5.0 THE IMF AND THE ‘LOSS’
Let us get it clear, there is no issue with the IMF flagging the US$214mn. It is their estimate of the policy
cost. I do not subscribe to the view that the Bretton Woods institutions are haters and wreckers. If it were
so, China would not be where it is today. Achieving all the economic benefits without spending US$214mn
would have been ideal. These institutions will always push economies to optimise, and that is what they
were doing.
Having said that, I am clear that the recovery is a shock to the IMF. A significant and swift depreciation is
often the starting point of resolving a balance-of-payments (BoP) problem (Culiuc and Park, 2025). This is
the view and expectation within the IMF, as duly captured by the authors who are IMF executives. In their study, which analysed worldwide data from 1971 to 2024, they concluded that “Equilibrium REER
depreciations are largest when an IMF-supported program is put in place after the initial depreciation
takes place.” Simply put, when countries enter IMF programs, the magnitude of currency depreciation
increases, suggesting that depreciation is part of the adjustment mechanism.

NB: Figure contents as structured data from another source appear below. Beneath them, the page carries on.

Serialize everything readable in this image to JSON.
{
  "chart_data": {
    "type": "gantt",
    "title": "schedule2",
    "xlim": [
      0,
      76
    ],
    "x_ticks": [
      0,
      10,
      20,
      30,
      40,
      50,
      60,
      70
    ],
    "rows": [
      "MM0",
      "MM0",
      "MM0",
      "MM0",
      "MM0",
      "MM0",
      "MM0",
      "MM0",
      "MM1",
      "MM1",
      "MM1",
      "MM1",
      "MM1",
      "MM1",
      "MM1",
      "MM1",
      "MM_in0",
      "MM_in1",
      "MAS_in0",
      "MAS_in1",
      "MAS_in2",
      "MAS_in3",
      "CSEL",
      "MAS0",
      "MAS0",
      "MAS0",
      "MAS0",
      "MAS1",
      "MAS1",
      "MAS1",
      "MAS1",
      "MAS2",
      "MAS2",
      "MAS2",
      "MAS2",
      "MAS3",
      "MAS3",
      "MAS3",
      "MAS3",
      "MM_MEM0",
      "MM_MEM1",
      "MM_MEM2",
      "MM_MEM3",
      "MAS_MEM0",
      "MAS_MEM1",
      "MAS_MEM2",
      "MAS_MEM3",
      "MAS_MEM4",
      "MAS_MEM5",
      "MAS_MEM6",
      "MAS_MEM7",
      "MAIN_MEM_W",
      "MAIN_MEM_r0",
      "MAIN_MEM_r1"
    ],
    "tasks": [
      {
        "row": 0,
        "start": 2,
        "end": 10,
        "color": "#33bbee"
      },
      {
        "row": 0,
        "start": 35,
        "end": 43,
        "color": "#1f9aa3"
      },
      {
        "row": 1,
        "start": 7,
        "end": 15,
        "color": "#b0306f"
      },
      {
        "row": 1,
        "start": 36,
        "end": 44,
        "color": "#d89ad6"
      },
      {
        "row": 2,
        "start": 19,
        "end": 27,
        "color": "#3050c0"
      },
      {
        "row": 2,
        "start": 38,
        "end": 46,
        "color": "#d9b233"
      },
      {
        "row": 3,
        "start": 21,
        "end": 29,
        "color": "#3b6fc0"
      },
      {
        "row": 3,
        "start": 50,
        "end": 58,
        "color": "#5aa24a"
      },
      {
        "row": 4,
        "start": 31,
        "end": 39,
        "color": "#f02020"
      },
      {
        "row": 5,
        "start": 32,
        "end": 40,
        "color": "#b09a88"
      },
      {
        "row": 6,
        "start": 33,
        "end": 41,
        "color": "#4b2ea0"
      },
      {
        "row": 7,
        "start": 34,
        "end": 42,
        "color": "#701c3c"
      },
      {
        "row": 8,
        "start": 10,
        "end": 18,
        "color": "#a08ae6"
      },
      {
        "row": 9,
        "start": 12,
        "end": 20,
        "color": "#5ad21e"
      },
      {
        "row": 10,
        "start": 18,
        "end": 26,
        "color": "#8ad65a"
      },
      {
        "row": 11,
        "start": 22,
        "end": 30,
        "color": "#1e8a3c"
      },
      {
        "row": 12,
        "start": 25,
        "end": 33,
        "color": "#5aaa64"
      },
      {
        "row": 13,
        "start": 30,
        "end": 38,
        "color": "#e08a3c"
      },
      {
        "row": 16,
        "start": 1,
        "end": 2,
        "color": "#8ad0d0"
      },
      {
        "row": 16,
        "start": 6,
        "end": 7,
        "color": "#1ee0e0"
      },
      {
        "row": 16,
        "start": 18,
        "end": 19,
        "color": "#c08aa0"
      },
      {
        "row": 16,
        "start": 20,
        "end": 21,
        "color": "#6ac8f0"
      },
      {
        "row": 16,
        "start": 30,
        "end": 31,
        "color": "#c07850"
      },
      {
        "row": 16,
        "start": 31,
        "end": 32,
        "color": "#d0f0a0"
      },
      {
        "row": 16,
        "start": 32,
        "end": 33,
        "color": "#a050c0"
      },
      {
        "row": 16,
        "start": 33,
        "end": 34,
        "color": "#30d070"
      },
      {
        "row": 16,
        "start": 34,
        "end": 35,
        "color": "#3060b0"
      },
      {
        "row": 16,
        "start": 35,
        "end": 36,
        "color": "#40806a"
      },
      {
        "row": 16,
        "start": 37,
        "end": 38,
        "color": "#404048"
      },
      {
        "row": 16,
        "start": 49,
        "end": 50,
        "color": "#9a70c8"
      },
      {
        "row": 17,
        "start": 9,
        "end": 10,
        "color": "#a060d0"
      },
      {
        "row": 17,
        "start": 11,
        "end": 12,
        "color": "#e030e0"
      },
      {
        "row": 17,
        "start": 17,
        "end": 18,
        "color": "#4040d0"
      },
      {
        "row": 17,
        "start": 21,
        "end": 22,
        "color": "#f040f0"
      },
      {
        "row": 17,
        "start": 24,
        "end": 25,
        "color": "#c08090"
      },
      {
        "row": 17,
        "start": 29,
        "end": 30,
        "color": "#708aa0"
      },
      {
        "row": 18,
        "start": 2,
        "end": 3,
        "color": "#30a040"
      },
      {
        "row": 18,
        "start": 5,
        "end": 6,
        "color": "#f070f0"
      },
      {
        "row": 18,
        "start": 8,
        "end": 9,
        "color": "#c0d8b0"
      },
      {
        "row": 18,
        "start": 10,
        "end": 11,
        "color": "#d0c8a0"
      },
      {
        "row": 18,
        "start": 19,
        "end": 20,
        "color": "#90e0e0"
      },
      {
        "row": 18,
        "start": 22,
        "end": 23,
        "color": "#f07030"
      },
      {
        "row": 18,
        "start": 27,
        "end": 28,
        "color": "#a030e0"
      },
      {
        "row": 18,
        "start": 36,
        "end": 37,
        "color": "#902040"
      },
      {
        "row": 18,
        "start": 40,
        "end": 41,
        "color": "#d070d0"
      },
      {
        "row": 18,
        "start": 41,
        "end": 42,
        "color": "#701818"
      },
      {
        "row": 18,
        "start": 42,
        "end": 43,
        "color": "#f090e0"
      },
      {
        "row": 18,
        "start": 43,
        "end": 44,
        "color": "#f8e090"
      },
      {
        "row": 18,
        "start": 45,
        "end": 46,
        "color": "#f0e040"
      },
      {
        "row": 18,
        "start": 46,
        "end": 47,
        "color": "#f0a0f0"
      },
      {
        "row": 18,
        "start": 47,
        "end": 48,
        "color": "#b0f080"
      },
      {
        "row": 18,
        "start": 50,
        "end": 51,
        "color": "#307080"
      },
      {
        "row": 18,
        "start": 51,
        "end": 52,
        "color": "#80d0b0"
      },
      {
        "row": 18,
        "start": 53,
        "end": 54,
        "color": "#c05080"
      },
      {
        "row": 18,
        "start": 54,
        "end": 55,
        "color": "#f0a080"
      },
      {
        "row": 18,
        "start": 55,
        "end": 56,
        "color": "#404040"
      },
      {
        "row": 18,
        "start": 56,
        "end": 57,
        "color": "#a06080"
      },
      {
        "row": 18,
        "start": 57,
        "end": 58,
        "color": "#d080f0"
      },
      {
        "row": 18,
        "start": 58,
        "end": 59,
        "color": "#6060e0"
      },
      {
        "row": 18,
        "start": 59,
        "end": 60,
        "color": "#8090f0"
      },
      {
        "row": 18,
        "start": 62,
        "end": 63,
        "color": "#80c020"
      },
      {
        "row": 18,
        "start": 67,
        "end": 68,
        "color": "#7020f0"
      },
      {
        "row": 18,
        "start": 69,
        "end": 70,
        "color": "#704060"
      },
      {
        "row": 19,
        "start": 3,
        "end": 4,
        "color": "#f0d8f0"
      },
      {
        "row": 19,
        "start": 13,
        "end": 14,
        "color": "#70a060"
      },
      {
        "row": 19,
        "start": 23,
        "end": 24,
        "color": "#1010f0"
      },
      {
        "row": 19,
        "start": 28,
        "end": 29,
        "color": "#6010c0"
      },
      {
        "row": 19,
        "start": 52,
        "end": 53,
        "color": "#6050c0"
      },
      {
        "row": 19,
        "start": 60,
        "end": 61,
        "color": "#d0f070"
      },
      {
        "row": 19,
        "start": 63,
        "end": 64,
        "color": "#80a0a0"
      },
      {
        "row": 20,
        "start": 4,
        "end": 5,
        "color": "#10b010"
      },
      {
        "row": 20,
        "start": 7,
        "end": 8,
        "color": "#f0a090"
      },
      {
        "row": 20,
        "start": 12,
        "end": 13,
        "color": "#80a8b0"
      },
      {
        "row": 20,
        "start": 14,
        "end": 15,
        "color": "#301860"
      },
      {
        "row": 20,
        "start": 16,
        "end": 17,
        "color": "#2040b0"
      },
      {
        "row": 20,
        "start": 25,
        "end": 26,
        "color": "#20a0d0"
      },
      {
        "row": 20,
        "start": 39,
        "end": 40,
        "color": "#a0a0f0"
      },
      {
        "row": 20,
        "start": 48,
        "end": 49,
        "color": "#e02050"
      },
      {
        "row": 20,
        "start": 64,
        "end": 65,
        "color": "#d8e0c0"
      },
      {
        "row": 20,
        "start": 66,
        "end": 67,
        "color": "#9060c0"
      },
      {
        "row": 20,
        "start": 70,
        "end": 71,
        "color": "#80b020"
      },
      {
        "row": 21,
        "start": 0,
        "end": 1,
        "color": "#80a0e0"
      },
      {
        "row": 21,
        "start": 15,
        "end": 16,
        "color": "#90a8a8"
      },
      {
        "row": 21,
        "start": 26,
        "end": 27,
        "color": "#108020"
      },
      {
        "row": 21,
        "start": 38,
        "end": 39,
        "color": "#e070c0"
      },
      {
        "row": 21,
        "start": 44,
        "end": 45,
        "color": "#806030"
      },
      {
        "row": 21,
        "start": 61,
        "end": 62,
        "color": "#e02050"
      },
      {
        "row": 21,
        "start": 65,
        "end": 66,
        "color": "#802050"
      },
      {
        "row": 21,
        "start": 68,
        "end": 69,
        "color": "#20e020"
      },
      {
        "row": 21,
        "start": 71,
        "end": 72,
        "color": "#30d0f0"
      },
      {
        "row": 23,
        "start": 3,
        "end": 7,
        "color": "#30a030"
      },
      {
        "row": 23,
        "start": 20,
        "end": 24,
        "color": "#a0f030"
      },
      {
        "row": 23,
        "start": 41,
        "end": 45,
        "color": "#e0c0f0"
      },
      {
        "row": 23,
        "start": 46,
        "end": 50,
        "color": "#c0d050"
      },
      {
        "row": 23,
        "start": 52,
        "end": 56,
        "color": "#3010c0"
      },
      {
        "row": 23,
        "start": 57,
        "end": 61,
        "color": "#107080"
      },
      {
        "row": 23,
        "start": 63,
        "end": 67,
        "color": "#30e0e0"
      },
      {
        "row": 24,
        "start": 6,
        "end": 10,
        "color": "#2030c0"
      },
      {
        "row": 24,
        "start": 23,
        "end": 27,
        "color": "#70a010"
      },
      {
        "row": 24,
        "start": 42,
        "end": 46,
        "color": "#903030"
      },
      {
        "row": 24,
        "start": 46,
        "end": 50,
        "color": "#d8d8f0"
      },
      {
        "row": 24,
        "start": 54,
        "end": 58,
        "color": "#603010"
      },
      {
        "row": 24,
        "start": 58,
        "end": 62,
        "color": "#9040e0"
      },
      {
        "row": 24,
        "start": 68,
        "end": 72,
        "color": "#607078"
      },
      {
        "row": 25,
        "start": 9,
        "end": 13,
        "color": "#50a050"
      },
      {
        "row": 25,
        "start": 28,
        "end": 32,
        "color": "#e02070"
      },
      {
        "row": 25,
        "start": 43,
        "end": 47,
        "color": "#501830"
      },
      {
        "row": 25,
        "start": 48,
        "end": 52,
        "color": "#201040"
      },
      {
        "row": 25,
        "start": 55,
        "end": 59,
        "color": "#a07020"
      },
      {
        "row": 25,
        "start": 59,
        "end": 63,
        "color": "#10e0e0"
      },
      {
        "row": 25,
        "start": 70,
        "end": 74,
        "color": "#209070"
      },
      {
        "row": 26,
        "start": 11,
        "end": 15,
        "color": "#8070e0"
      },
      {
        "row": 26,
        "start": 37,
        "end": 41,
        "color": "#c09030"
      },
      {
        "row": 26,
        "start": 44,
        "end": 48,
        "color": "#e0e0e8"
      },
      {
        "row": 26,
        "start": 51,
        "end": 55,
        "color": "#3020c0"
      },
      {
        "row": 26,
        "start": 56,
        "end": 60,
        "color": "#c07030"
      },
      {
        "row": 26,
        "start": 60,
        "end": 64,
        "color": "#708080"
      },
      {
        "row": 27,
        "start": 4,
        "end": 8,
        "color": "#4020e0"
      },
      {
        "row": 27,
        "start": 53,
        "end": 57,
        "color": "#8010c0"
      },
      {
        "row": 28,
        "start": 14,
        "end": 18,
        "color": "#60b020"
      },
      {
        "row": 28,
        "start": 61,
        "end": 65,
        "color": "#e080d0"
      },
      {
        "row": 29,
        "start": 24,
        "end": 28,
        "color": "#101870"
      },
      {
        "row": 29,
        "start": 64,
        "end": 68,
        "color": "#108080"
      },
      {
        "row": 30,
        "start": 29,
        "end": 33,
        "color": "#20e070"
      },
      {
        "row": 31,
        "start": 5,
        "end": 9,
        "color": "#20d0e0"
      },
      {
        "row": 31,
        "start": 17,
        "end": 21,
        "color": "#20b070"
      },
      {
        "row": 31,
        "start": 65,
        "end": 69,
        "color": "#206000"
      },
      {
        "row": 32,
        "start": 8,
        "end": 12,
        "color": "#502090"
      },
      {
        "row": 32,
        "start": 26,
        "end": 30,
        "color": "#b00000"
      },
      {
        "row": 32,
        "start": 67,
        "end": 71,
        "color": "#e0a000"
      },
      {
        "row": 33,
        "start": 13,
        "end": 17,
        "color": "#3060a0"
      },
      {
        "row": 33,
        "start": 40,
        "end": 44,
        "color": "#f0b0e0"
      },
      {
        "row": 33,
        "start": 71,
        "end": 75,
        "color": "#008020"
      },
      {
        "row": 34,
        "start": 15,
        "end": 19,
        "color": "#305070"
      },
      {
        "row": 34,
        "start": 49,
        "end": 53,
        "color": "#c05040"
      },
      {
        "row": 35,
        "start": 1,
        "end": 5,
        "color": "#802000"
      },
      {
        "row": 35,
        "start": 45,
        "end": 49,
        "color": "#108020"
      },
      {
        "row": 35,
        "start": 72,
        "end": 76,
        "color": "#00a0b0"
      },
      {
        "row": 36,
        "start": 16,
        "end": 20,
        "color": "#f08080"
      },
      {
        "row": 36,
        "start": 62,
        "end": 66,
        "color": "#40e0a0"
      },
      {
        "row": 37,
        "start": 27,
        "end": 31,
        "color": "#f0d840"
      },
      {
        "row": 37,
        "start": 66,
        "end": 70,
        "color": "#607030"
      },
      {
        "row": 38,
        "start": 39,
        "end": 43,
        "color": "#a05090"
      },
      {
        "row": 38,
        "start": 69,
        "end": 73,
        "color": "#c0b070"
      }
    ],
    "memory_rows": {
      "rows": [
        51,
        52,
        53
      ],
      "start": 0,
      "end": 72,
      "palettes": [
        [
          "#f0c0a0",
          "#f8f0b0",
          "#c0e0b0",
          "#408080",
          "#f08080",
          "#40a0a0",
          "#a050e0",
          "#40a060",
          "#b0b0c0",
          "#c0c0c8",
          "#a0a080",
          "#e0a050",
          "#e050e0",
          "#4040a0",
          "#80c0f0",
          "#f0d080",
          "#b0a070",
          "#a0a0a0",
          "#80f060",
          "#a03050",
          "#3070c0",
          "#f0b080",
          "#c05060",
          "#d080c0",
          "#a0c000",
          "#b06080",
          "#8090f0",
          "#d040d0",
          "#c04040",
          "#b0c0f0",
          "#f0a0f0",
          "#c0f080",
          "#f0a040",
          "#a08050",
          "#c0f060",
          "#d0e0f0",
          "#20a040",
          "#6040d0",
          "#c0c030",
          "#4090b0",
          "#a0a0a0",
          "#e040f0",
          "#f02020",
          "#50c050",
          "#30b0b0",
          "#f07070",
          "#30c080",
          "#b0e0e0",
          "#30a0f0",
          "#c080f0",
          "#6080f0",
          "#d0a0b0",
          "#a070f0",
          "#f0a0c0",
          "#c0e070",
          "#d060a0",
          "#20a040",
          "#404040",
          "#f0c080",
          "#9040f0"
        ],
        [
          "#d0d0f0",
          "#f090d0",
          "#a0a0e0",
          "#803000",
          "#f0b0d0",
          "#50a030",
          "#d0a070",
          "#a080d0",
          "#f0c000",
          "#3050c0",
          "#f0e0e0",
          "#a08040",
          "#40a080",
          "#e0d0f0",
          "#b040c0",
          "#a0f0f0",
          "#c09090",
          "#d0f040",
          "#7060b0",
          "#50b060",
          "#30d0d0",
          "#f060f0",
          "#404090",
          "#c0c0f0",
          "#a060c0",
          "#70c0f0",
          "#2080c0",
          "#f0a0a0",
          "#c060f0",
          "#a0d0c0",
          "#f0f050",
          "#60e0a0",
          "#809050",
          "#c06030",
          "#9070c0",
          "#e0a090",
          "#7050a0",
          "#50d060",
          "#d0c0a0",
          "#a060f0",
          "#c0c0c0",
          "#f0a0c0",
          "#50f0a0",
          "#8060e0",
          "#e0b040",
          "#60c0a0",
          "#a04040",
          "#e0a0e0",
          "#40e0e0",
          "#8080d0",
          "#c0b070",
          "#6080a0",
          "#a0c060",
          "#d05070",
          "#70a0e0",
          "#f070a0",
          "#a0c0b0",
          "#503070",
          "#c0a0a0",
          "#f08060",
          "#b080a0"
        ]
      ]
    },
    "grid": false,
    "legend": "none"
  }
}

Consequently, our currency appreciation is a surprise and an outlier because it happened too soon. Of
course, it’s commodity price-driven, without much structural transformation, but the stability is welcome.
What they missed is the Ghanaian’s behavioural nature and propensity to smuggle. There is no need to
be antagonistic. Just like I said in the beginning, “while ‘1+1’ equals two everywhere in the world, the
success of an economic policy is not consistent everywhere”. They are aiding us with what they know,
and our homegrown policies must shape what they learn in ways that are practical and unique to
Ghana. We have brains too! We are writing the rulebook in Ghana and not in Washington, and this
is real progress!!! (to borrow from Harvard Economist Prof Dani Rodrik).
6.0 CONCLUSION
On the back of the realisation of the policy outcomes of low inflation, real fiscal savings and import bill
savings, I do not consider the $214mn or GHS2.4bn spent on the DGPP a loss. It is a policy cost worth the
spend if it was spent legitimately. Having said that, I must admit that policy must move to reduce or zero
out this cost to enable us to maximise the economic benefit from the policy.
The existence and quantum of disparities between Bank of Ghana foreign exchange rates and open
market rates are counterproductive and lead to foreign exchange losses. It is imperative that the BoG
moves to converge the exchange rates on the market to eliminate room for foreign exchange losses.
In addition, we need to build resilience and transform the economy’s structure to sustain the gains
realised so far. We cannot continue to be commodity-dependent!!!
Economic policy is not accounting; evaluating its impact requires a more holistic approach, or we
risk knowing the price of everything and the value of nothing.